Service Account and Pod Configuration:
# Service Account configuration
apiVersion: v1
kind: ServiceAccount
metadata:
name: dynamo-access-sa
annotations:
eks.amazonaws.com/role-arn: arn:aws:iam::123456789012:role/DynamoDBRole
# Pod configuration
apiVersion: v1
kind: Pod
metadata:
name: dynamo-pod
spec:
serviceAccountName: dynamo-access-sa
containers:
- name: app
image: my-app:latest
Application Code:
# Python code running in the Pod
import boto3
dynamodb = boto3.client('dynamodb')
tables = dynamodb.list_tables()
print(tables)
Applicability: Pods gain independent permissions via assumeRoleWithWebIdentity, perfect for multi-service scenarios.
4. Common Issues and Solutions
4.1 Issue: Credential Conflict Between EC2 IAM and IRSA
Description: On an EKS node (an EC2 instance), applications may use the EC2 IAM role’s credentials instead of IRSA’s. Symptoms: Pod API calls fail with AccessDenied, logs show the wrong role ARN. Solution:
Ensure Pod environment variables are set:
AWS_ROLE_ARN=arn:aws:iam::123456789012:role/DynamoDBRole AWS_WEB_IDENTITY_TOKEN_FILE=/var/run/secrets/eks.amazonaws.com/serviceaccount/token
Limit EC2 IAM role permissions to node essentials (e.g., ECR image pulls).
4.2 Issue: Trust Policy Misconfiguration
Description: IRSA’s Trust Policy lacks the correct OIDC provider or Service Account, causing assumeRoleWithWebIdentity to fail. Symptoms: Errors like InvalidIdentityToken or AccessDenied. Solution:
Verify OIDC provider ARN:
aws eks describe-cluster --name my-cluster --query "cluster.identity.oidc"
Ensure Trust Policy’s sub matches the Service Account name.

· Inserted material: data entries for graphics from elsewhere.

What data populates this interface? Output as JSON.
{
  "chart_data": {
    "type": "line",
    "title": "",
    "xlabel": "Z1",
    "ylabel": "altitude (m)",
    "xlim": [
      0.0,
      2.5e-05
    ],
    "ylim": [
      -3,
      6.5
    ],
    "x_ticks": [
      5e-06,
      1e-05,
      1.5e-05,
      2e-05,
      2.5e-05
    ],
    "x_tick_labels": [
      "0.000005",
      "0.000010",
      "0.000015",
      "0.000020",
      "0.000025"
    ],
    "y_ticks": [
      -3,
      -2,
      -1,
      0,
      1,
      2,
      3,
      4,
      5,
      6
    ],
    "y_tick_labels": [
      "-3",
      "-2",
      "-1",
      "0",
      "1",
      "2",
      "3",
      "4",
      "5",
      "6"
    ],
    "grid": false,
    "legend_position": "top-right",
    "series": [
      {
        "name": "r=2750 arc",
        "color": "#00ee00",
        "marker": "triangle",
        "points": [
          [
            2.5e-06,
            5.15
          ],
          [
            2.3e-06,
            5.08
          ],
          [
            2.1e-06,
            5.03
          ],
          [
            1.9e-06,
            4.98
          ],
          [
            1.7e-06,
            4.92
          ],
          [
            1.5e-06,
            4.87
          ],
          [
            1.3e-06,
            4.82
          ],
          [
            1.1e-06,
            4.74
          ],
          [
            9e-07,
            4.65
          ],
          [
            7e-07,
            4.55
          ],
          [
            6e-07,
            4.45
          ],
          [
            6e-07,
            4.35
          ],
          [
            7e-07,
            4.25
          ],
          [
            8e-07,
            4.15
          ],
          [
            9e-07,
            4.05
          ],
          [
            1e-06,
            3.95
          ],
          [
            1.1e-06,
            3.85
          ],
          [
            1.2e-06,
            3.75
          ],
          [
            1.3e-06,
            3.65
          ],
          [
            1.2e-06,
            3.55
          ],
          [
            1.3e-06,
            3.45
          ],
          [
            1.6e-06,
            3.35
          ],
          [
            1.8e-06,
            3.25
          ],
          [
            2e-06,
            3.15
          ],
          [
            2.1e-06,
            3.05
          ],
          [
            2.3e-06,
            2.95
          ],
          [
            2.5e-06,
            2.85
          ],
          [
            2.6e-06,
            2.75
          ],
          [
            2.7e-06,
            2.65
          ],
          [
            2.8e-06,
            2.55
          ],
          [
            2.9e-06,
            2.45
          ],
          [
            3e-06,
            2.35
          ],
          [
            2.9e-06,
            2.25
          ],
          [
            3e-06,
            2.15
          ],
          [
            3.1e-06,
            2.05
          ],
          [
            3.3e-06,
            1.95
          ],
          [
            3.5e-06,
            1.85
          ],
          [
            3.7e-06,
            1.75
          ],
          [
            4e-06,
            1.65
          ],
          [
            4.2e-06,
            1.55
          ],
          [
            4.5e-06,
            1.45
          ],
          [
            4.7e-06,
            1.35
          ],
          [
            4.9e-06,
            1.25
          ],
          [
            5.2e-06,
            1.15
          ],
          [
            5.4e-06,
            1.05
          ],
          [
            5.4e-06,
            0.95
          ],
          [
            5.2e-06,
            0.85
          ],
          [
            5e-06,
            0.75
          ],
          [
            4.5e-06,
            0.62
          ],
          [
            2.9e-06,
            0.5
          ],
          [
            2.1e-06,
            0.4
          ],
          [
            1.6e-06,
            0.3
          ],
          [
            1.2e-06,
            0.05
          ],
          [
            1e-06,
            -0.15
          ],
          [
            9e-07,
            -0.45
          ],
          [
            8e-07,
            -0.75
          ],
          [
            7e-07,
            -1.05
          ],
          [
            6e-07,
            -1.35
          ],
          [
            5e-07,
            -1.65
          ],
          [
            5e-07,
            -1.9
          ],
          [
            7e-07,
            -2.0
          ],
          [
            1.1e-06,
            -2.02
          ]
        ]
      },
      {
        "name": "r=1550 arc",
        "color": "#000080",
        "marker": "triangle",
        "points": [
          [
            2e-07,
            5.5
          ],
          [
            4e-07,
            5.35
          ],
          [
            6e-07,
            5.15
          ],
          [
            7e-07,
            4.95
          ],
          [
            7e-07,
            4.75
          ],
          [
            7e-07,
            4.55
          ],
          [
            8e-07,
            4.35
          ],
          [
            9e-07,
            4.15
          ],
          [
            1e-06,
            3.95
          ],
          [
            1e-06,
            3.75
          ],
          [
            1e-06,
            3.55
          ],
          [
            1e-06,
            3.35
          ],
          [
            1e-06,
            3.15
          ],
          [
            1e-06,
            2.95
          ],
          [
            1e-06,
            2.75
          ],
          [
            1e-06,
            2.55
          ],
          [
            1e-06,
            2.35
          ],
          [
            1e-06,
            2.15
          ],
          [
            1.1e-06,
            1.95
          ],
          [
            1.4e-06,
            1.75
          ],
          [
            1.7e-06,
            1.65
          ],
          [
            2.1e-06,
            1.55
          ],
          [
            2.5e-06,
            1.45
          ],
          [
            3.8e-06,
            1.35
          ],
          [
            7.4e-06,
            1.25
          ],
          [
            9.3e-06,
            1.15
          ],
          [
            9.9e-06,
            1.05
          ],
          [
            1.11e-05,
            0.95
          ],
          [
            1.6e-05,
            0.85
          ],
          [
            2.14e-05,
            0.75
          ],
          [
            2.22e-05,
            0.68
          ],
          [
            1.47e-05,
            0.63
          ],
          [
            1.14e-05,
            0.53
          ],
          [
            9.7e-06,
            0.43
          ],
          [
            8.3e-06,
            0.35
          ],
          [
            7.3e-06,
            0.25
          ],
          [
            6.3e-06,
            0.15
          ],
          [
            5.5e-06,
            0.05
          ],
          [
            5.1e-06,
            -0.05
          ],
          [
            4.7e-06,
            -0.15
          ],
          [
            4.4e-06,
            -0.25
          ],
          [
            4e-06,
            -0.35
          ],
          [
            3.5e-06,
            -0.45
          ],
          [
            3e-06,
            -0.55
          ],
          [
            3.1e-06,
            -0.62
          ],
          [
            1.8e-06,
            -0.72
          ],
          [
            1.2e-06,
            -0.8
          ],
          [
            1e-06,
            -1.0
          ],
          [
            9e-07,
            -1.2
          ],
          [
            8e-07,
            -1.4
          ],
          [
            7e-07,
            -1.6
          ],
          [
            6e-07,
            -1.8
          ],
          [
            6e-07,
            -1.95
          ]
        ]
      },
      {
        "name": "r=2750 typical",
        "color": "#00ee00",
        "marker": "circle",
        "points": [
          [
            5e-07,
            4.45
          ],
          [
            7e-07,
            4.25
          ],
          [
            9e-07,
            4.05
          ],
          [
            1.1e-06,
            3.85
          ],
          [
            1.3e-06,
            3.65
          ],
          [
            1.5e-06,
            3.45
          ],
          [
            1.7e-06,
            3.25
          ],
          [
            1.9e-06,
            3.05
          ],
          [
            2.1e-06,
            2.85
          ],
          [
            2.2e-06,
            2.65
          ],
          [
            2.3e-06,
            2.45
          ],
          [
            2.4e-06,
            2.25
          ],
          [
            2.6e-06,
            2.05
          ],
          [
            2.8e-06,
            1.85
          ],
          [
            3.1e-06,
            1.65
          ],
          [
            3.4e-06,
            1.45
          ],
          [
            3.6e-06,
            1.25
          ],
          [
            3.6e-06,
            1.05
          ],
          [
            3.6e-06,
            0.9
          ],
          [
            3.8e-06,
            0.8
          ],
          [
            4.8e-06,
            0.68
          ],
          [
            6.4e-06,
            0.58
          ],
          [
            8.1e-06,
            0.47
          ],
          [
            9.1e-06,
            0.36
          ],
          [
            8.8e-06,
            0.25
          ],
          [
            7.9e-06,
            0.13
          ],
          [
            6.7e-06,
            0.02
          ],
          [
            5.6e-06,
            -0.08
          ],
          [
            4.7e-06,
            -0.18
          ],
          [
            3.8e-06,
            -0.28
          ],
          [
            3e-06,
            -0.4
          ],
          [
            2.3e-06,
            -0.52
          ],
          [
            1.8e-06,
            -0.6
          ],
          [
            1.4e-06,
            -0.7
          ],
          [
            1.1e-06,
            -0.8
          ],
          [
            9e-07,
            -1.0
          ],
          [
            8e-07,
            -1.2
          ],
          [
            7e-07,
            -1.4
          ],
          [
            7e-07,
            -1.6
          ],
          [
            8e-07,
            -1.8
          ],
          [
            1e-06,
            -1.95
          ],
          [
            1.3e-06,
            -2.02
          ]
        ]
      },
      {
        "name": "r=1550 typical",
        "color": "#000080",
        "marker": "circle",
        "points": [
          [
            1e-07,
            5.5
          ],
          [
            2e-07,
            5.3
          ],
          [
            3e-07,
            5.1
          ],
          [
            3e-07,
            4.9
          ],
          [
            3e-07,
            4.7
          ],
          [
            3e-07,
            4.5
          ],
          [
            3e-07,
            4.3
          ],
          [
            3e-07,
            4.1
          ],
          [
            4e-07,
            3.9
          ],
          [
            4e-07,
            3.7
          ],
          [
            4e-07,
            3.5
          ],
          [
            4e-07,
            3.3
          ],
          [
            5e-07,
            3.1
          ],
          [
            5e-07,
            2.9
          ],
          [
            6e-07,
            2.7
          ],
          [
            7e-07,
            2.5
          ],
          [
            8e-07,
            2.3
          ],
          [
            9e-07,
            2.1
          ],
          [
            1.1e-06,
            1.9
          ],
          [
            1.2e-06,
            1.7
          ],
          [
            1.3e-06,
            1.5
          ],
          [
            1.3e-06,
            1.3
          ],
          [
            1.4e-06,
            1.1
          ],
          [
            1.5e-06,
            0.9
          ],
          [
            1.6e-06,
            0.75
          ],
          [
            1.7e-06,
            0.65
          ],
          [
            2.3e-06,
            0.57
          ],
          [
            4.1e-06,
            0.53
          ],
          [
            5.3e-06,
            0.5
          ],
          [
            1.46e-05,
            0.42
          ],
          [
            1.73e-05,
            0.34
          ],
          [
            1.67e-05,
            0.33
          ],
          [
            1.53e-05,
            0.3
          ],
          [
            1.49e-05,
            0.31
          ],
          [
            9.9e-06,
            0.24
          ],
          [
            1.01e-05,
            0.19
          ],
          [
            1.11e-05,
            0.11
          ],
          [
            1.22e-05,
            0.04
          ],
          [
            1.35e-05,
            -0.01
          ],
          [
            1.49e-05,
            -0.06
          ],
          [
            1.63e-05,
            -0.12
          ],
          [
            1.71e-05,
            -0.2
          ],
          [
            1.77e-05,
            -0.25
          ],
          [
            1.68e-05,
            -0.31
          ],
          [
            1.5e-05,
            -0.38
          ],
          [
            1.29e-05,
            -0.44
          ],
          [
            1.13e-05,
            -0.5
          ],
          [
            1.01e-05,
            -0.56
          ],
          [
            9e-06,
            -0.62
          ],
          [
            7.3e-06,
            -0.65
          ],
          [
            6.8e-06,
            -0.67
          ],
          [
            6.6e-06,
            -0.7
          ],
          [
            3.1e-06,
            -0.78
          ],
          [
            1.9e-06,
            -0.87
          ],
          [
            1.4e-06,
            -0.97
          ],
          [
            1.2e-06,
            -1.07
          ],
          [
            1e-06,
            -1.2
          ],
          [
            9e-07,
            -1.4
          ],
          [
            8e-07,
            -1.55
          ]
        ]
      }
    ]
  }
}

4.3 Issue: Misusing EC2 IAM Instead of IRSA
Description: Relying on EC2 IAM for EKS workloads leads to all Pods sharing permissions, breaching least privilege. Symptoms: Over-permissioning, potential security risks. Solution:
Migrate to IRSA with dedicated Trust Policies and roles.
Verify credential source:
aws sts get-caller-identity
5. Conclusion
EC2 IAM Instance Roles suit traditional EC2 setups with simple configuration but coarse granularity. IRSA, designed for EKS, offers Pod-level control via Trust Policies and assumeRoleWithWebIdentity. By understanding their scenarios, configuring Trust Policies correctly, and using code examples, the team can prevent permission confusion. Define workload types during deployment, adhere to least privilege, and regularly validate credential sources for secure, efficient operations.